With a flood of new aircraft programs taking shape, the Pentagon still doesn’t have a portfolio plan that rationalizes its all-service tactical aviation activities, the Government Accountability Office told the House Armed Services Committee this week.
Creating such a plan would help the Defense Department and Congress alike size up the true priorities in TacAir and put funds against the most pressing needs, the GAO reported. It also said the joint-service F-35 continues to lag behind planned schedules, and that its engine issues are being addressed without a business case analysis in place.
In March 29 testimony before the House Armed Services Committee panel on tactical aviation, GAO’s Jon Ludwigson, director of contracting and national security acquisition, said the DOD is in the midst of updating almost all of its TacAir programs, roughly half of which “were first produced before 2000 and are more than 25 years old.”

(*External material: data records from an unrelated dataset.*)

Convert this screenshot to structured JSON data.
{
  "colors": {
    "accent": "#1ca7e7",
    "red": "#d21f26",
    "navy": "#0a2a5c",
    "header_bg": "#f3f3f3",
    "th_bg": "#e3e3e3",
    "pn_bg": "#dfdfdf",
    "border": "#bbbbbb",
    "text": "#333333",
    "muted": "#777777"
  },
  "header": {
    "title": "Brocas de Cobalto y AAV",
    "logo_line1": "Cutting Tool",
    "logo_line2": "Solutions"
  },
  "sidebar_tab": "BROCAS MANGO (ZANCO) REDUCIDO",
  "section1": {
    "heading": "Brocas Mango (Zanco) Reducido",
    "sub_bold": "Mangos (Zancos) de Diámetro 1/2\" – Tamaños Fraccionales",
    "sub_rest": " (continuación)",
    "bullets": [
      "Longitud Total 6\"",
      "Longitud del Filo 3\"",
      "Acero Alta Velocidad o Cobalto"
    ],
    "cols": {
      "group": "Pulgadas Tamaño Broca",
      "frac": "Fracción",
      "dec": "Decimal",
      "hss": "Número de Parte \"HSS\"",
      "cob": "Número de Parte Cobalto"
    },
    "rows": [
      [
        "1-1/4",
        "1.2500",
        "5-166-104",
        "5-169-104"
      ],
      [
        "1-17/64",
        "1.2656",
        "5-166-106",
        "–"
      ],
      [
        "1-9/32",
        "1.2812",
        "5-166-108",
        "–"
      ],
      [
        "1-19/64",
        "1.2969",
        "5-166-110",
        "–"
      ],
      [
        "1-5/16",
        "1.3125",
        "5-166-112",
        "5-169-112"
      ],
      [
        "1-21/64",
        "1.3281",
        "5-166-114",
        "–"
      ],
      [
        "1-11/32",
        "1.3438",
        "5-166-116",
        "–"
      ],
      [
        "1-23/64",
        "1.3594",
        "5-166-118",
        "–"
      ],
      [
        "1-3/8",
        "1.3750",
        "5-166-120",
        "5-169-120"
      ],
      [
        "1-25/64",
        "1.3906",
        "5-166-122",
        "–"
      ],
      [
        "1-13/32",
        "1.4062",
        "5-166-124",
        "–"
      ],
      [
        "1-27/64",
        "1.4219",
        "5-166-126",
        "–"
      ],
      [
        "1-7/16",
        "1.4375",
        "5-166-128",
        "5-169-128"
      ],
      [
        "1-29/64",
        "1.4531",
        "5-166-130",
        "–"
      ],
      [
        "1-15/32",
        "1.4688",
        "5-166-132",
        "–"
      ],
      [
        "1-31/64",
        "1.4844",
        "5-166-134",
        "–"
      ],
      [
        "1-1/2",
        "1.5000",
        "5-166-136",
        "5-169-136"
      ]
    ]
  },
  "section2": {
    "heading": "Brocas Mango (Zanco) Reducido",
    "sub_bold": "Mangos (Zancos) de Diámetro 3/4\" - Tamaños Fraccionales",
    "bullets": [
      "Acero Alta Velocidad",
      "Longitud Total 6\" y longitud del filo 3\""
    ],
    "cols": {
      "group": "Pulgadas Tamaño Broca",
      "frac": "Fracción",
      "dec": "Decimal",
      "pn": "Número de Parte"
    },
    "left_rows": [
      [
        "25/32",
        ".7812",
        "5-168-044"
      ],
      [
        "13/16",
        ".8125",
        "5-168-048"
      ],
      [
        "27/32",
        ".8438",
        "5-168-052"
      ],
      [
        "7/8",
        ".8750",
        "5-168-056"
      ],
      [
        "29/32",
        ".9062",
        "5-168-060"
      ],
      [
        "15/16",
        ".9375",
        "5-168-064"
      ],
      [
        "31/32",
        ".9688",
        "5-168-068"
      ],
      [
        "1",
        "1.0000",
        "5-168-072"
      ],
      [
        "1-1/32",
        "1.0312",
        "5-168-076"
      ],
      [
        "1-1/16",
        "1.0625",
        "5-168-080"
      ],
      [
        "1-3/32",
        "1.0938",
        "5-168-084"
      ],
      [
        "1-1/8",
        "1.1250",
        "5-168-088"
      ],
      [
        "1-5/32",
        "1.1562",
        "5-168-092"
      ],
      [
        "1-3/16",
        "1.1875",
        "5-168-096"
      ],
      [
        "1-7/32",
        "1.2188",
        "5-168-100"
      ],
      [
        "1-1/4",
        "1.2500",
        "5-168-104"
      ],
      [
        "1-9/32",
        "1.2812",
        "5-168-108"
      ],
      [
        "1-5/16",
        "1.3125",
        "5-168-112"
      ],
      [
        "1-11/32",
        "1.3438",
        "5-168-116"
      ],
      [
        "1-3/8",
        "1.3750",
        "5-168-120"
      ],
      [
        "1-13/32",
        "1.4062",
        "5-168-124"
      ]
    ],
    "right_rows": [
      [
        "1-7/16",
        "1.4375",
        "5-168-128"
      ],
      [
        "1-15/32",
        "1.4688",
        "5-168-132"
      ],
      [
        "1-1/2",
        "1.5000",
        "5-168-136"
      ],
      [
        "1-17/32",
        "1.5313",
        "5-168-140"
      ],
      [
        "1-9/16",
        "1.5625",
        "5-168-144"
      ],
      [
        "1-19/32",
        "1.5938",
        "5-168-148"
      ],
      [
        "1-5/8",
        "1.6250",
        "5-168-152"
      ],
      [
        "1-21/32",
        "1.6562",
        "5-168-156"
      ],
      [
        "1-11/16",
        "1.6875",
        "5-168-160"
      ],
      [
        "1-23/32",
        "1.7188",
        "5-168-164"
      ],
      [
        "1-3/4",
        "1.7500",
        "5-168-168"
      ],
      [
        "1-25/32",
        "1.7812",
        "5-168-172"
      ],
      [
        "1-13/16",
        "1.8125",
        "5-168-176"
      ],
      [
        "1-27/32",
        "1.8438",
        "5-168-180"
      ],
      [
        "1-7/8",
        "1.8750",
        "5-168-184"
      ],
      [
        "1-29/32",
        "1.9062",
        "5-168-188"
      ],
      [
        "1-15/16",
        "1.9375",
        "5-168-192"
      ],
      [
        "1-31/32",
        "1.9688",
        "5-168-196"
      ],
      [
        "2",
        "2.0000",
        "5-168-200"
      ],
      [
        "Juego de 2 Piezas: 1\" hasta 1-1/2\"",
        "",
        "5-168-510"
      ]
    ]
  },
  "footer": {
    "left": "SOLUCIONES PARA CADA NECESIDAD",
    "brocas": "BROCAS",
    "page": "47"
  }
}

While the Pentagon is pushing this raft of new airplanes, it still “lacks key portfolio-level analysis to better inform its decisions,” despite no fewer than eight TacAir reviews conducted by the DOD between 2020 and 2022. Ludwigson said the GAO thinks a rationalized portfolio could save money by reducing unnecessary duplication of effort.
The Pentagon has not “conducted an integrated analysis that provides insights into the interdependencies and risks across all tactical air platforms and all services,” Ludwigson said, referring to an audit GAO did in December 2022.
“We believe that conducting an integrated portfolio review would benefit DOD and the Congress, as they balance these decisions,” he said. In fiscal 2023, TacAir modernization programs totaled more than $20 billion across the services, he noted, and that bill balloons to over $100 billion across the future years defense plan.
Responding to the GAO in December, the Pentagon said it expects to do a portfolio-wide analysis of its TacAir plans in the next year or two.
The Air Force and Navy both are pursuing Next-Generation Air Dominance fighters—which despite the identical names are different programs with different requirements and timelines. They are likewise separately pursuing uncrewed combat aircraft programs and new examples of fourth generation fighters, while jointly building different variants of the F-35 as their main crewed tactical aviation asset.
Offering insights from a not-yet-published report on the F-35, Ludwigson said “challenges continue to delay completion of the baseline development” and put F-35 modernization at risk.
“The program has struggled to complete and validate the simulator needed for final testing. In addition, aircraft and engines have been delivered late and have not met reliability/maintainability metrics set for them,” he said.
Meanwhile, the Block 4 upgrade of the F-35 needed to face modern threats” has “continued to lag schedule estimates, exceed cost estimates” and grown in scope, Ludwigson noted.
The original engine specifications of the F-35 didn’t take into account “the eventual full cooling and power needs of the aircraft, which contributed to accelerated wear and tear on the existing engine. Further, the existing cooling system and engine faces limits in supporting new planned capabilities,” Ludwigson said, a reference to additional cooling needed for the new hotter-running electronics that will be incorporated in the Block 4 version of the fighter.
The Pentagon is moving toward an Engine Core Upgrade of the F135 powerplant, particularly to the F135’s thermal management system, but “based on our preliminary analysis, these engine-related efforts lack key elements of a full business case to support decisions and are proceeding without requirements,” Ludwigson said, setting the stage for the program to come up short if there are no firm targets against wish to measure it.
At the very least, the F-35’s “engine is underperforming, resulting in … increased wear and tear” on the powerplant, Ludwigson asserted.
“We’re … concerned that the program may seek to develop and acquire this complex, costly and important upgrade” of the F135 “within the F-35 program, without its own baseline cost and schedule,” he said.
The Block 4 upgrade alone is expected to cost $16.5 billion, Ludwigson said, and GAO’s observations of the effort “point to increases in scope, costs, and delays,” he said.
Meanwhile, until DOD verifies that the “simulator can conduct complex test scenarios that accurately replicate real-world conditions, the F-35 will be unable to complete initial operational testing,” Ludwigson said.